Some young car enthusiasts remain today, but American teens have as a whole moved on. According to the Federal Highway Administration, the percentage of American 16-year-olds with driver’s licenses was roughly 25 percent in 2014, a steep drop from about 46 percent in 1983. Older Americans who gather at old hot-rod and antique car shows lament how their offspring show no interest in their hobby, and car makers and dealers fret over how to sell to an increasingly elusive teen market. What’s changed? The answers are technological, legal, and cultural.
One thing is clear: It is harder to get a car these days. Thanks to technological advances, the cars of the last few decades are better made and last longer—and thus cost more, even when they’re used. And the old strategy of buying a “junker,” a car in bad shape, and then replacing a faulty alternator with a cheap scrap-yard part is practically impossible to do on one’s own; repairs in the digital age require more skill and equipment than most teens have. And rising costs meant that poorer teens—especially African American and Hispanic teens—have been more likely to do without. A half-dozen years ago, about a quarter of 16-to-18-year-olds from households earning less than $20,000 per year had driver’s licenses, compared to the three-quarters of their counterparts in households earning over $100,000 who had licenses.

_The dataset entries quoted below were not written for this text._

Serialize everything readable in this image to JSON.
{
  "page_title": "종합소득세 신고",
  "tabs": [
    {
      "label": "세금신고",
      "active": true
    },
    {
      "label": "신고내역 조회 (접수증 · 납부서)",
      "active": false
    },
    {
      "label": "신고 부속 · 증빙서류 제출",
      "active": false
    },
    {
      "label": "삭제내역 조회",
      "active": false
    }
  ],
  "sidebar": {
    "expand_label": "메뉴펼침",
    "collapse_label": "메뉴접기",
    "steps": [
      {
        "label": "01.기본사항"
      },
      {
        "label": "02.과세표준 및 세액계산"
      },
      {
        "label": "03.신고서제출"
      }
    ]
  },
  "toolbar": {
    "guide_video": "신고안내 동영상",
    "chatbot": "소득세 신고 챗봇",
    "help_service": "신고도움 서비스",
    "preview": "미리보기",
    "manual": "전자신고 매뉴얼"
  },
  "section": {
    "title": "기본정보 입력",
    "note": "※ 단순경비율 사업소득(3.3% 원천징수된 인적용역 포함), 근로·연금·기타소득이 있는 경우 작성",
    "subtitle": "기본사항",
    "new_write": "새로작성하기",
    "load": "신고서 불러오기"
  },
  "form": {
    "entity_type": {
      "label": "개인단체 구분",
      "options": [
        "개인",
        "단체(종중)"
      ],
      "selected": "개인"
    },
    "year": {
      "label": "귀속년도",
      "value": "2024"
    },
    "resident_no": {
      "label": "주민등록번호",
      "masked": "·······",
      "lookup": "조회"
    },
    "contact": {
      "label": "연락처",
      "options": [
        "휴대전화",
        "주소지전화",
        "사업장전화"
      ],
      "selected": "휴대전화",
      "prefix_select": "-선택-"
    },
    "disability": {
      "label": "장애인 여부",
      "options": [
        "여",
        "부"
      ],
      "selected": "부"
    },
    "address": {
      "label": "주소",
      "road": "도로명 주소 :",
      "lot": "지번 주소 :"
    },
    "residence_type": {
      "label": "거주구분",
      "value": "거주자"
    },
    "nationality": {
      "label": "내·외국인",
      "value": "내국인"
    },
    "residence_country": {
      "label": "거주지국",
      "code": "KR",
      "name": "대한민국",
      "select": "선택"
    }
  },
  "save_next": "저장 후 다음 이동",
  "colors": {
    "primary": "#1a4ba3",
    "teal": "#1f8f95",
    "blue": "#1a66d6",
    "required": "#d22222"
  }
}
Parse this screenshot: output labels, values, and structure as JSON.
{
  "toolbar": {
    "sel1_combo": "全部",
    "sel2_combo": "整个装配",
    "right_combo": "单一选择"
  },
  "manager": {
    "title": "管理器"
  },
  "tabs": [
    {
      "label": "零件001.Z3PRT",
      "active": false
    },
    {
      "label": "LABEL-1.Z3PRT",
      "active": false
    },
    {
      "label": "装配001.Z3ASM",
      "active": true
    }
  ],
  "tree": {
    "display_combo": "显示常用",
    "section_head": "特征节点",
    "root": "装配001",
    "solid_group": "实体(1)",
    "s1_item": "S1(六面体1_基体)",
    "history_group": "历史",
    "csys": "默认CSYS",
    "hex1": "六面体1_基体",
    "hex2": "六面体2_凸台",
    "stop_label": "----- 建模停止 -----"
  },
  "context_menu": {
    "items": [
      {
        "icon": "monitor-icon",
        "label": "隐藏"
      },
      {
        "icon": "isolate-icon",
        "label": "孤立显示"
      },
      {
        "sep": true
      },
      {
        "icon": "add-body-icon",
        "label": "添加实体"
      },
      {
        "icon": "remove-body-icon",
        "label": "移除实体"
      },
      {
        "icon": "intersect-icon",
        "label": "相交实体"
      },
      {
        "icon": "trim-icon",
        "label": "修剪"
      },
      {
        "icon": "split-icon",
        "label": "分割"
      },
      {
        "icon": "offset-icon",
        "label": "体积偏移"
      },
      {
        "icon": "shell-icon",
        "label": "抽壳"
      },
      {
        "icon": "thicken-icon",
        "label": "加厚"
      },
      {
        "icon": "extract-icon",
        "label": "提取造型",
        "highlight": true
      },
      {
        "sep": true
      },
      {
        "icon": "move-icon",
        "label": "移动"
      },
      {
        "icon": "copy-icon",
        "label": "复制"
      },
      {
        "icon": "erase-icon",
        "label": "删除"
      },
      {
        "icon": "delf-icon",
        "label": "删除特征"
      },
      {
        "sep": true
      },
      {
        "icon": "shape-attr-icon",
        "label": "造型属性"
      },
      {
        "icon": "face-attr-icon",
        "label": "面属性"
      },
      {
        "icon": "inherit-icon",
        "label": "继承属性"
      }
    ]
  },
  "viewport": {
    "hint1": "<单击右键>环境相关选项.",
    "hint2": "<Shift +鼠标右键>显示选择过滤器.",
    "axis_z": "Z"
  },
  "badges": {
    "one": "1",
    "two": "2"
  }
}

Vehicles aside, getting a license in the first place is harder than it used to be. Once, it was a rite of passage to turn 16 and become a full-fledged driver. But since the 1970s, psychologists, safety officials, and legal scholars have campaigned to raise the age requirement to 17 or 18, with more limited permits provided for younger ages. They’ve argued that younger age requirements are a holdover from a time when America was more rural and families needed their teen children, sometimes as young as 14, to drive vehicles on the family farm. These experts amassed great troves of data showing that 16-year-olds, especially boys, lacked the maturity to drive powerful machines on the public road, noting that 16- and- 17-year-olds were responsible for far more crashes than were even their 18- or 19-year-old counterparts.
By the mid-1990s, most states were adopting the so-called Graduated Driver’s License, a multi-step licensing process for young drivers that includes complicated rules about when and where 16-year-olds can drive. The requirement of adult-supervised behind-the-wheel training, prohibitions against night driving, and special penalties for infractions, as well as the rising costs of driver-education classes (which have been dropped from some high-school curricula in recent years) have all led many young people to delay learning to drive until they turned 18 and were free of these restrictions. This new legal regime brings America more in line with many other industrial nations, where the age of 18 has long been the norm.